Mitochondria: Powering the Innate Immune Response to Mycobacterium tuberculosis Infection

Abstract

Within the last decade, we have learned that damaged mitochondria activate many of the same innate immune pathways that evolved to sense and respond to intracellular pathogens. These shared responses include cytosolic nucleic acid sensing and type I interferon (IFN) expression, inflammasome activation that leads to pyroptosis, and selective autophagy (called mitophagy when mitochondria are the cargo). Because mitochondria were once bacteria, parallels between how cells respond to mitochondrial and bacterial ligands are not altogether surprising. However, the potential for cross talk or synergy between bacterium- and mitochondrion-driven innate immune responses during infection remains poorly understood. This interplay is particularly striking, and intriguing, in the context of infection with the intracellular bacterial pathogen Mycobacterium tuberculosis (Mtb). Multiple studies point to a role for Mtb infection and/or specific Mtb virulence factors in disrupting the mitochondrial network in macrophages, leading to metabolic changes and triggering potent innate immune responses. Research from our laboratories and others argues that mutations in mitochondrial genes can exacerbate mycobacterial disease severity by hyperactivating innate responses or activating them at the wrong time. Indeed, growing evidence supports a model whereby different mitochondrial defects or mutations alter Mtb infection outcomes in distinct ways. By synthesizing the current literature in this minireview, we hope to gain insight into the molecular mechanisms driving, and consequences of, mitochondrion-dependent immune polarization so that we might better predict tuberculosis patient outcomes and develop host-directed therapeutics designed to correct these imbalances.

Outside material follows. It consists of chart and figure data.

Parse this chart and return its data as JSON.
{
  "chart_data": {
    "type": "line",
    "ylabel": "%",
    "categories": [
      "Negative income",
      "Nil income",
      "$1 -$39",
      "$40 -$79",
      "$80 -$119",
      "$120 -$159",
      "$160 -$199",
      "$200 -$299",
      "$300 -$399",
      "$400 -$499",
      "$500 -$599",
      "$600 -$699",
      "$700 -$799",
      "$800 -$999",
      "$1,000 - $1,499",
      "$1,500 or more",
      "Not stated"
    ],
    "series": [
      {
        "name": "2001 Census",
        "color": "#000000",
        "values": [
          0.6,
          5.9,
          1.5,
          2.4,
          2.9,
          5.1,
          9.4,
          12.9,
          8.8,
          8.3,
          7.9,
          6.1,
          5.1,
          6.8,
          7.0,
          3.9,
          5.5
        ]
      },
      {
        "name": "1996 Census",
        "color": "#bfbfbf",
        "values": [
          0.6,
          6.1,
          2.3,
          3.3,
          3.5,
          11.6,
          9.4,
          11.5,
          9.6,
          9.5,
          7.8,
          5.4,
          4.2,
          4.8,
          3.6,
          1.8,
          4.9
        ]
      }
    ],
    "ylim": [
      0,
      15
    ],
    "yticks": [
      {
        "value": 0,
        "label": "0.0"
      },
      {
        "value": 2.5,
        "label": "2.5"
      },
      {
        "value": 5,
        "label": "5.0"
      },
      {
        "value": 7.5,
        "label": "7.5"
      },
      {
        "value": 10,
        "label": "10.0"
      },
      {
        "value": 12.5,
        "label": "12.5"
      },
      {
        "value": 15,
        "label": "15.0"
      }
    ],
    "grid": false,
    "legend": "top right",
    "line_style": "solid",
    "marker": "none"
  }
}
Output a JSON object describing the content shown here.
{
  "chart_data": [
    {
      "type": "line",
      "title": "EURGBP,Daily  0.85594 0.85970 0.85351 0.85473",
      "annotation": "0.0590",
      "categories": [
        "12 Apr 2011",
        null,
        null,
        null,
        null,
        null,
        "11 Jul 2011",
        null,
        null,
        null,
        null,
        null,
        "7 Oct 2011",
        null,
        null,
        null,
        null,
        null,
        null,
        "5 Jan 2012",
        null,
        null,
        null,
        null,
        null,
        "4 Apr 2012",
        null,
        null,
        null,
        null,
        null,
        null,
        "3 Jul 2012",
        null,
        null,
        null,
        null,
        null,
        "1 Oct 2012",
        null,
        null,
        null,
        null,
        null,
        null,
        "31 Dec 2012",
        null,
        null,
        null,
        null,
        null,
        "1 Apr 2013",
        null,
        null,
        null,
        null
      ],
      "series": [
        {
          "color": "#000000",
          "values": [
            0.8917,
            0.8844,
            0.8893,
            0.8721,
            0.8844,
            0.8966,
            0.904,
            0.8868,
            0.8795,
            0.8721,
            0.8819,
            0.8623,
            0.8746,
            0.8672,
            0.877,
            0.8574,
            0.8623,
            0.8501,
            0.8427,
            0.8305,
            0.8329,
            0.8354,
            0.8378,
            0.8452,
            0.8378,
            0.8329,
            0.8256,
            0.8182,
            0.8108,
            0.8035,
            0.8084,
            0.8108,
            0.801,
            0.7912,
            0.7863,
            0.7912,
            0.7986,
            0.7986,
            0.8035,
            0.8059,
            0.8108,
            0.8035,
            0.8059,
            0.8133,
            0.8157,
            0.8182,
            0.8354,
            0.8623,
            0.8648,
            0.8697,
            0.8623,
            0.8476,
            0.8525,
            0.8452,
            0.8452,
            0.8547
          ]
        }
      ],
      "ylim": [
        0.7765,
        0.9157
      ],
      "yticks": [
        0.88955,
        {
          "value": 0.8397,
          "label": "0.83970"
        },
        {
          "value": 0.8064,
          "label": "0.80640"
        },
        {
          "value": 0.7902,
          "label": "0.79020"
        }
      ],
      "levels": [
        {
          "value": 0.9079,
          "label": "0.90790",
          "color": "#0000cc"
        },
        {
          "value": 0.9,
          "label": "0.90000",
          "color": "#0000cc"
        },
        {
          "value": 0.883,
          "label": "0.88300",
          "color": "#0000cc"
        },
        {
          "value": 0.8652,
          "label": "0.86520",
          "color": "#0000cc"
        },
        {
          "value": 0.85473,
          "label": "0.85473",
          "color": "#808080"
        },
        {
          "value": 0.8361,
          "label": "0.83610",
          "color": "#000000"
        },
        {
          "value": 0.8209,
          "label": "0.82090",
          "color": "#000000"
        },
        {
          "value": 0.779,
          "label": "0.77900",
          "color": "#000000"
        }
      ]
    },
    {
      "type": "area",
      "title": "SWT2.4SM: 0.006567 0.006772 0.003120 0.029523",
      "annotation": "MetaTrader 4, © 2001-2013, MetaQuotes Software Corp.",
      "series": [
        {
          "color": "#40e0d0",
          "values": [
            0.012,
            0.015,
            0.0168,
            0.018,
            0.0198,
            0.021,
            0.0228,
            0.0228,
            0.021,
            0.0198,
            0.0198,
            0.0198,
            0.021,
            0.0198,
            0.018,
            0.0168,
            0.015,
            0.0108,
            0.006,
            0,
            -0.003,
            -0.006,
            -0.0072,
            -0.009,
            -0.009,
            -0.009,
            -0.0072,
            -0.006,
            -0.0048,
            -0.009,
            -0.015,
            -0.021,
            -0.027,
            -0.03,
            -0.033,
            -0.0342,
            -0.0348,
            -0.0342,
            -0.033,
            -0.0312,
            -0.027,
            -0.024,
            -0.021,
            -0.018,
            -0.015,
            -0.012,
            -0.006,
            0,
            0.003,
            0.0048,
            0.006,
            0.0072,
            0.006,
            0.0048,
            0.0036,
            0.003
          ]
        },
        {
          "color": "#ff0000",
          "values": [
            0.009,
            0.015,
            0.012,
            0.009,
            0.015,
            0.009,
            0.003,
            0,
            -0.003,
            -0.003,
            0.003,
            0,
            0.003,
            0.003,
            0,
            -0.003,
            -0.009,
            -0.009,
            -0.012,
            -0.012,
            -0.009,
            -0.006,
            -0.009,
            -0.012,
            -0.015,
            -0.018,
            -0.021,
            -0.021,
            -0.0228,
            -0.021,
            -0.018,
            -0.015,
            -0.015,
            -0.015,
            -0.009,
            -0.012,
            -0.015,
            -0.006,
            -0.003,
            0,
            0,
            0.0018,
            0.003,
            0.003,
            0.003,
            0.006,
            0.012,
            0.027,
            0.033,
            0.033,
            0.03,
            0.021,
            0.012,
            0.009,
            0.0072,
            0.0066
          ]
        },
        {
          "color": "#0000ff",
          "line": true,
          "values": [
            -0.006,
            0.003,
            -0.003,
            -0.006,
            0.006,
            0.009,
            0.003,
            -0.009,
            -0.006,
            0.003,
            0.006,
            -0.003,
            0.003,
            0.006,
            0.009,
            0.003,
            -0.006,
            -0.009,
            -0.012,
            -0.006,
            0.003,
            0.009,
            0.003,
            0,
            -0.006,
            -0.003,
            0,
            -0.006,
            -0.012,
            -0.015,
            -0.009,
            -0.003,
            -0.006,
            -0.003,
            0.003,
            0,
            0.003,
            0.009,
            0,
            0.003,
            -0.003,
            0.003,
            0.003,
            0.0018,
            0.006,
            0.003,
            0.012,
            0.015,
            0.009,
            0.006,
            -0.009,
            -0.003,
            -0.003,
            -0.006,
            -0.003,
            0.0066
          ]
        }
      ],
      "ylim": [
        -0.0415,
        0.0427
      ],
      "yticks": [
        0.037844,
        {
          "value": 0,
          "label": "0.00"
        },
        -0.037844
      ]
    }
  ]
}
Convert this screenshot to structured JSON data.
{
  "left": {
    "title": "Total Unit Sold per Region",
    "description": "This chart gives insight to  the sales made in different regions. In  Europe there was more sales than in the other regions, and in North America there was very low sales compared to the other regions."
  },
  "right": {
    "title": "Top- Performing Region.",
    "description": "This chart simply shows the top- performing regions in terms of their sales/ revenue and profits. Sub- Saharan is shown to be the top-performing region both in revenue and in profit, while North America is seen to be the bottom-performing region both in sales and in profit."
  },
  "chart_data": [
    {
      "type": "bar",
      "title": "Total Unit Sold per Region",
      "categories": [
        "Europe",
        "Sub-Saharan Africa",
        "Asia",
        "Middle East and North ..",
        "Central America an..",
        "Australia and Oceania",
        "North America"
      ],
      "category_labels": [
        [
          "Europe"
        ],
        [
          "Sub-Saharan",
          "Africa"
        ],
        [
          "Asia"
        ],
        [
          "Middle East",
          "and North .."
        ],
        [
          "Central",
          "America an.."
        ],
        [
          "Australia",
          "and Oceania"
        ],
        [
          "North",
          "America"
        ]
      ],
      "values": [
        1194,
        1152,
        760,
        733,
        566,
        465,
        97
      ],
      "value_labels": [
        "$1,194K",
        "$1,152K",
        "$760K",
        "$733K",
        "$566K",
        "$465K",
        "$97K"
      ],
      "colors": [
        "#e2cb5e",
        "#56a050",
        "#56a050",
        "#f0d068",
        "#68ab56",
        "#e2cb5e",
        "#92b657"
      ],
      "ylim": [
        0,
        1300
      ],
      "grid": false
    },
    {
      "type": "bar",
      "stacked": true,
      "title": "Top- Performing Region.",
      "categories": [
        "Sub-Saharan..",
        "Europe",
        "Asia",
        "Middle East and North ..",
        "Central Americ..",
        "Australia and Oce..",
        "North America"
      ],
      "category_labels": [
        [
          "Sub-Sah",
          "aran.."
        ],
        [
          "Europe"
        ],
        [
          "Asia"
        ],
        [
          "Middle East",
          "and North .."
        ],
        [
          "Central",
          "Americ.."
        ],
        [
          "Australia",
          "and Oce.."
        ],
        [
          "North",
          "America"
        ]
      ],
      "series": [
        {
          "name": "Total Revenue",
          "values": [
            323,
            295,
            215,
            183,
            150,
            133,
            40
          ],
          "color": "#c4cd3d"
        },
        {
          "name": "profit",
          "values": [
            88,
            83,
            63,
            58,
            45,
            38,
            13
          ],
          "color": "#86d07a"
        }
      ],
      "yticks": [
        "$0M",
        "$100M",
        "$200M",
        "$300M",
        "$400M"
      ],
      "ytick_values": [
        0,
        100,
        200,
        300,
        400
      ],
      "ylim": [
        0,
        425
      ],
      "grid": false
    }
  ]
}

Keywords: LRRK2; Mycobacterium tuberculosis; cytosolic DNA sensing; innate immunity; macrophage; mtDNA; type I interferon.

FIG 1

Both mtDNA and Mtb DNA engage cytosolic DNA surveillance pathways to activate type I interferon expression. Mtb infection can stimulate type I IFN expression by activating both cGAS, via Mtb dsDNA, and STING, via secretion of cyclic-di-AMP. To date, mtDNA has been shown to engage cGAS and TLR9. While TLR9 has been shown to play a role in determining Mtb infection outcomes in vivo, it remains unclear whether the endosomal receptor actually directly binds to Mtb-derived dsDNA during Mtb infection of macrophages (represented by the question mark). The figure was created with BioRender.

FIG 2

Cross talk between Mycobacterium tuberculosis and mitochondria can influence cytosolic sensing pathways. Schematic representation of molecular interplay between Mtb and mitochondria in infected cells. Yellow question marks indicate several phenomena whose mechanisms/consequences are unclear, namely, whether PDIM (phthiocerol dimycocerosates) and/or ESAT-6 (6-kDa early secretory antigenic target 6) directly alter the mitochondrial membrane, what secretion systems introduce mitochondrion-modulating Mtb effectors into host cells, how Mtb infection generally affects mitochondrial metabolism, and whether mtDNA engages with cGAS (cyclic GMP-AMP synthase) and AIM2 (absent in melanoma) simultaneously (and, if so, what the outcomes for an Mtb-infected cell are). Secreted Mtb virulence factors that have been shown to alter mitochondrial homeostasis are colored in shades of purple. The figure was created with BioRender.

FIG 3

Mutations in functionally diverse mitochondrial proteins confer susceptibility to mycobacterial disease. Shown is a representation of proteins associated with leprosy/tuberculosis susceptibility via either GWAS or direct experimental investigation. From left to right, proteins are Presenilins-associated rhomboid-like protein (PARL), Parkinson’s disease 2 (PARK2), PTEN-induced kinase 1 (PINK1), leucine-rich repeat kinase 2 (LRRK2), mitofusin 2 (MFN2), optic atrophy 1 (OPA1), fatty acid metabolism-immunity nexus (FAMIN), mitochondrial transcription factor A (TFAM), and mitochondrial DNA polymerase gamma (POLG). The figure was created with BioRender.